May 25 Thursday – In Hartford, Sam inscribed The Poetical Works of Robert Browning to Susy Clemens: “These volumes, (in place of a promised mud turtle,) are presented with the love of / Papa / May 25, 1882. / N.B. The turtle was to have been brought from New Orleans, but I gave up the idea because it seemed cruel” [MTP].
F.A.O. Schwartz, New York, billed Sam $1.05 for “2 nurse bottles, 2 puffbones [?]” [MTP].
May 25 to June 8 Thursday – Sam began organizing and adding to his notes, reviewing his old Atlantic articles, “Old Times on the Mississippi,” which would comprise part of Life on the Mississippi.

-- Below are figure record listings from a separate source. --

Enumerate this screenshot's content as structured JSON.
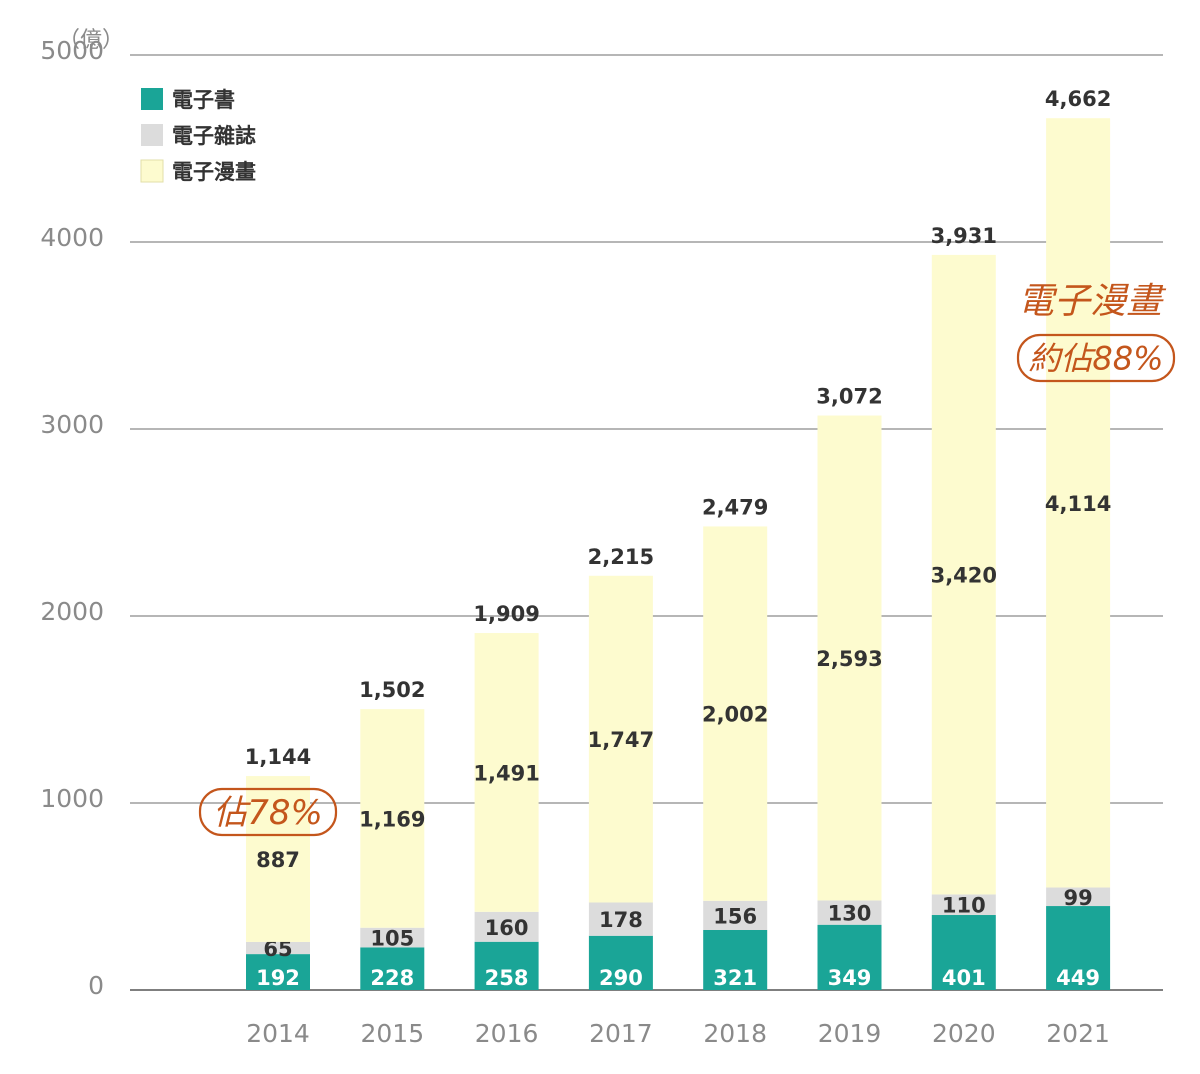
{
  "chart_data": {
    "type": "bar",
    "stacked": true,
    "unit_label": "（億）",
    "categories": [
      "2014",
      "2015",
      "2016",
      "2017",
      "2018",
      "2019",
      "2020",
      "2021"
    ],
    "series": [
      {
        "name": "電子書",
        "color": "#1aa597",
        "label_color": "#ffffff",
        "values": [
          192,
          228,
          258,
          290,
          321,
          349,
          401,
          449
        ]
      },
      {
        "name": "電子雜誌",
        "color": "#dcdcdc",
        "label_color": "#333333",
        "values": [
          65,
          105,
          160,
          178,
          156,
          130,
          110,
          99
        ]
      },
      {
        "name": "電子漫畫",
        "color": "#fdfbcf",
        "label_color": "#333333",
        "values": [
          887,
          1169,
          1491,
          1747,
          2002,
          2593,
          3420,
          4114
        ]
      }
    ],
    "totals": [
      "1,144",
      "1,502",
      "1,909",
      "2,215",
      "2,479",
      "3,072",
      "3,931",
      "4,662"
    ],
    "value_labels": [
      [
        "192",
        "228",
        "258",
        "290",
        "321",
        "349",
        "401",
        "449"
      ],
      [
        "65",
        "105",
        "160",
        "178",
        "156",
        "130",
        "110",
        "99"
      ],
      [
        "887",
        "1,169",
        "1,491",
        "1,747",
        "2,002",
        "2,593",
        "3,420",
        "4,114"
      ]
    ],
    "y_ticks": [
      "0",
      "1000",
      "2000",
      "3000",
      "4000",
      "5000"
    ],
    "ylim": [
      0,
      5000
    ],
    "grid": true,
    "legend_position": "top-left",
    "annotations": [
      {
        "text": "佔78%",
        "category": "2014",
        "boxed": true
      },
      {
        "text": "電子漫畫",
        "category": "2021",
        "boxed": false
      },
      {
        "text": "約佔88%",
        "category": "2021",
        "boxed": true
      }
    ],
    "annotation_color": "#c4561c"
  }
}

It was difficult for him to write at the Hartford house; he was anxious to leave the heat and distraction for Elmira and Quarry Farm, where high over the Chemung River, he was always quite productive. His notebook for this period reveals many planning entries for Clara Clemens’ upcoming birthday party.
Sometime shortly after May 24, Sam wrote to Louis C. Tiffany, evidently for glass work performed:
“I have been down the Mississippi river or I would have answered sooner. I am happy to say that the work is not merely and coldly satisfactory, but intensely so” [MTP].